The last primary runoffs before Election Day take place on Tuesday in Oklahoma, as Democrats will select their nominee in the solidly Republican 5th Congressional district. In addition, there will be runoff voting in 13 state legislative districts: seven in the State Senate (all Republican) and six in the State House (2 D, 4R).
I identified some fascinating trends in these types of elections, and have detailed the results of all 42 Congressional, statewide, and state legislative primary runoffs which have taken place in the state over the last four cycles, since 2008. A link to that chart appears at the bottom of this post.
For example, in other states this year, I’ve tracked how incumbents perform in these contests. Recall that in South Carolina this cycle, four out of five state legislators were defeated in their primary runoff, although incumbents in Georgia fared much better. What is interesting about Oklahoma, however, is the near complete lack of incumbents facing runoffs altogether. I found only one such instance since 2008 – that being State Rep. John Auffet. He won the Democratic primary for his House District #86 seat in 2010, only to lose the runoff to current State Rep. William Fourkiller later that summer. There are no incumbents on the ballot Tuesday.
In Oklahoma, the candidate who finished first in the primary has generally done very well in the runoff, winning 71% of the time (30 out of 42 instances). This is about equal to the five-cycle average observed in South Carolina (72%), and above the five-cycle average in Georgia (64%).
In states that have runoffs, getting 40 percent in the primary is often seen as a crucial benchmark, but in Oklahoma, candidates who won their primary while getting 40% of the vote have won their runoff 73% of the time (19 out of 26), which is only slightly better than the winning percentage for all first-place finishers.
What is especially remarkable about primary runoffs in Oklahoma is that they generally aren’t close. Back in 2008, two of the five races were decided by 15 votes and 7 votes, which represented less than a half-percent margin in both races. In the subsequent three cycles (2010 through 2014), just 4 of 37 runoffs (11%) have had a margin of victory of less than 5 percent! In fact, the average margin of victory in Congressional, statewide, and state legislative primary runoffs in the state is 17%, with almost 30 percent of such runoffs (12 of 42) being decided by 25% or more.
The number of votes cast in primary runoffs in the state averages just over 70% of that cast in the original primary, which is very similar to other states. Only once since 2008 have more votes been cast in a primary runoff than in the corresponding primary, and not surprisingly it was in a contest which saw an incredibly low level of turnout. In 2014, just 631 votes were recorded in the four-candidate, HD #89 Democratic primary, which was won by Mary Sosa over Shane Stone. Slightly more votes, 653 in fact, were cast in the runoff, which was won by now-State Representative Stone.

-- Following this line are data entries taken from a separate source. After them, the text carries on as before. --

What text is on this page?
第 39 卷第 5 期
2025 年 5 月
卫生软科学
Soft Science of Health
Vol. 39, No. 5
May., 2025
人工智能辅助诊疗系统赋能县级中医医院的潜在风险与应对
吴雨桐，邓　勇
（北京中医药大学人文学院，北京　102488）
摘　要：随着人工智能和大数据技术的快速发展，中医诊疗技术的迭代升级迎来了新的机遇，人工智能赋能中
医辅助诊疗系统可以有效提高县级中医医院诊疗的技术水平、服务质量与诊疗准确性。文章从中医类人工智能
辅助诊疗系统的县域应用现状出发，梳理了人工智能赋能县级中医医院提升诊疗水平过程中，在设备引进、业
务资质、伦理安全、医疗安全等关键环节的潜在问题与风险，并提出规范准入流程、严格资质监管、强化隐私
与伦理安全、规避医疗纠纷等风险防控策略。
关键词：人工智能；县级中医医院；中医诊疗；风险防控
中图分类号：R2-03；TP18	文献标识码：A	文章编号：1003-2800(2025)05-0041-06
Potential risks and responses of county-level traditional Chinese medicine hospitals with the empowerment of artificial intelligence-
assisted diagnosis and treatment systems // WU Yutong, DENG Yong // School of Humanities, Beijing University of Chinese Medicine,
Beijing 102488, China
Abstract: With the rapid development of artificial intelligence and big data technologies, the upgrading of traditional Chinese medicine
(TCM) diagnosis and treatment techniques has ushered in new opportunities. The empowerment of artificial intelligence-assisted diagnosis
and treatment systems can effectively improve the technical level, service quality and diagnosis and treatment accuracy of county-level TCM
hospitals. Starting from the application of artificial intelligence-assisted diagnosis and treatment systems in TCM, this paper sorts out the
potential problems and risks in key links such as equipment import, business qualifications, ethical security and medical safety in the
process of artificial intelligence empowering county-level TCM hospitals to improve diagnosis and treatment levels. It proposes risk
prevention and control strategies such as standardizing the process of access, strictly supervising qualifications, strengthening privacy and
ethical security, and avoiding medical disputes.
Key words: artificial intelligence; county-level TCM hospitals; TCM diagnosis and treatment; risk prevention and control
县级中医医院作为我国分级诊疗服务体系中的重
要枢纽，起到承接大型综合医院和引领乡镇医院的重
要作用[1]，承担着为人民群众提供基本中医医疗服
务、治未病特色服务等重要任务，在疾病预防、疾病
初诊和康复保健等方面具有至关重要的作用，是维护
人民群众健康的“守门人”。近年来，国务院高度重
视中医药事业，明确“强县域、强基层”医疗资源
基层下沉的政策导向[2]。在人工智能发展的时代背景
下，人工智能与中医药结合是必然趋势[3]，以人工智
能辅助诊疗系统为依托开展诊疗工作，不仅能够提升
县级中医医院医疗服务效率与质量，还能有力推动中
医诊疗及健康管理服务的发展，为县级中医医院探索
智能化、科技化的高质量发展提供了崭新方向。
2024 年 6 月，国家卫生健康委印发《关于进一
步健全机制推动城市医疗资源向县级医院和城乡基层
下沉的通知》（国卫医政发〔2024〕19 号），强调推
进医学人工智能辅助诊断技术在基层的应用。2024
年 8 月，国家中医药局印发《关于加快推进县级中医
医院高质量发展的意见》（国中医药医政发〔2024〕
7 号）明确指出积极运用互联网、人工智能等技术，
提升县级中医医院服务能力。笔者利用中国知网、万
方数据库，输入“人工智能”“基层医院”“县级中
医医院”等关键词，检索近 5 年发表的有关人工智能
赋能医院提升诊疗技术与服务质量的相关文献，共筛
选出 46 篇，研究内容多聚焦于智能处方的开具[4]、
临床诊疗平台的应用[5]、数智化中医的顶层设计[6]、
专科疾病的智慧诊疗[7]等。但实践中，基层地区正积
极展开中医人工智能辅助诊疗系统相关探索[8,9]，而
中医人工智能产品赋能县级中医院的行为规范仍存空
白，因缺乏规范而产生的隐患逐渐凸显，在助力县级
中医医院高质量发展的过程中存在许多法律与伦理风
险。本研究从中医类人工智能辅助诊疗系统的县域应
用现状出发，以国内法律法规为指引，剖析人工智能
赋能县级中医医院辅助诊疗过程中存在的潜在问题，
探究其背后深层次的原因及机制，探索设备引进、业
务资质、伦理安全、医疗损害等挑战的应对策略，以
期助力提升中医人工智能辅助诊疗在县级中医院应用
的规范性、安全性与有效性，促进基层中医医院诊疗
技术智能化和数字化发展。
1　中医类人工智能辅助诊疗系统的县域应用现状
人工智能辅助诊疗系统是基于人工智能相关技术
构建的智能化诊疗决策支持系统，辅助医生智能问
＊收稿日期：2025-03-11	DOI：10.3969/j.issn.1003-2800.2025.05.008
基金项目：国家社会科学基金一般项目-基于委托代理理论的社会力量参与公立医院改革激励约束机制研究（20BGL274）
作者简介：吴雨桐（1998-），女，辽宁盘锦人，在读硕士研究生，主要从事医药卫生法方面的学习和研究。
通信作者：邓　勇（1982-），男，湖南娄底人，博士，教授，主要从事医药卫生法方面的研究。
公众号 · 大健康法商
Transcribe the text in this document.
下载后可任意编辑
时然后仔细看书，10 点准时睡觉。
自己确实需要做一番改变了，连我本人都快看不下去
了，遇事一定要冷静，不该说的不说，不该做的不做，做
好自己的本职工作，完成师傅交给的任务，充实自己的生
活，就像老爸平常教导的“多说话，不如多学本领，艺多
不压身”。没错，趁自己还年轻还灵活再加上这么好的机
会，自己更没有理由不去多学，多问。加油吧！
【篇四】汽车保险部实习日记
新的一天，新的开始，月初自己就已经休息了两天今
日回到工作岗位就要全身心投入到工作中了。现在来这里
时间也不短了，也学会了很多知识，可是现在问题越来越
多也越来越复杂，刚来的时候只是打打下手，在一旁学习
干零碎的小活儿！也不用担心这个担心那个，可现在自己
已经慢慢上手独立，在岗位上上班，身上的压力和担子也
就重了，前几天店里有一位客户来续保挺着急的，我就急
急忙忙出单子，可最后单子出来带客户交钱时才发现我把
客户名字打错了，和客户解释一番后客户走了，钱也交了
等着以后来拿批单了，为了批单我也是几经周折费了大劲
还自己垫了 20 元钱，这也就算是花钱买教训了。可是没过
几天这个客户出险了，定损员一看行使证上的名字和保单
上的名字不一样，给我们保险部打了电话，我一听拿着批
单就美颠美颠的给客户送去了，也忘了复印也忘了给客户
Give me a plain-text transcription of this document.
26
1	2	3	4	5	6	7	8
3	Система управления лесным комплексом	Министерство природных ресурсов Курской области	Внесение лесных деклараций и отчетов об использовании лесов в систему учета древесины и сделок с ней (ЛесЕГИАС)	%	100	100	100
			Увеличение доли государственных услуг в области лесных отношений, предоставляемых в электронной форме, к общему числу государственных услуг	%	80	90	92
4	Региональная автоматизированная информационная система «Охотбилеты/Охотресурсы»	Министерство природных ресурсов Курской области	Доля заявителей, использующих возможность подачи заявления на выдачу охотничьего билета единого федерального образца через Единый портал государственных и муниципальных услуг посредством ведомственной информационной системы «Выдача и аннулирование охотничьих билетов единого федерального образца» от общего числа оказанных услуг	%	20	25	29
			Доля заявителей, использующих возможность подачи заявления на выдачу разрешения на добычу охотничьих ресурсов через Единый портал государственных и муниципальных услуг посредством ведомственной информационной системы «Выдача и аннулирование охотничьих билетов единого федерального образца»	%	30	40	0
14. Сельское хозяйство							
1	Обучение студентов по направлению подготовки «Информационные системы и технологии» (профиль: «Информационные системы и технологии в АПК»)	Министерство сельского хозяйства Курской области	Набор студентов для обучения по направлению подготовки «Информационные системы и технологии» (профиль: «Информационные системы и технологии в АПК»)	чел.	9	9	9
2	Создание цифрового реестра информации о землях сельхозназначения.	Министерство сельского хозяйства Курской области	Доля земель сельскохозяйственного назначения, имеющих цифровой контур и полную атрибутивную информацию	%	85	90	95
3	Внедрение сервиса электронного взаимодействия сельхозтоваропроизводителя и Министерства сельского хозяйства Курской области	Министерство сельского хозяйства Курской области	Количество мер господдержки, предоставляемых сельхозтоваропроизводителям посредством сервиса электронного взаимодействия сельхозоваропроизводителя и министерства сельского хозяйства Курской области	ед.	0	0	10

Finally, two runoffs on Tuesday feature GOP State Senate candidates who narrowly missed winning their primary outright in June – that is, they received more than 49% of the vote. Lonnie Paxton finished 33 votes shy of winning his primary in SD #23, while Adam Pugh fell just 9 votes short in SD #41. One might think that such candidates would be certain to win their runoff, but that isn’t necessarily the case. In 2010, James Davenport lost his runoff in SD #44 even though he had come within 2 votes of winning his Republican primary outright four weeks earlier. And already this year, 3 incumbents – State Sen. Creighton Coleman of South Carolina, as well as State Representatives Tom Dickson and John Yates of Georgia, have lost their primary runoff after getting more than 49% of the vote in the primary.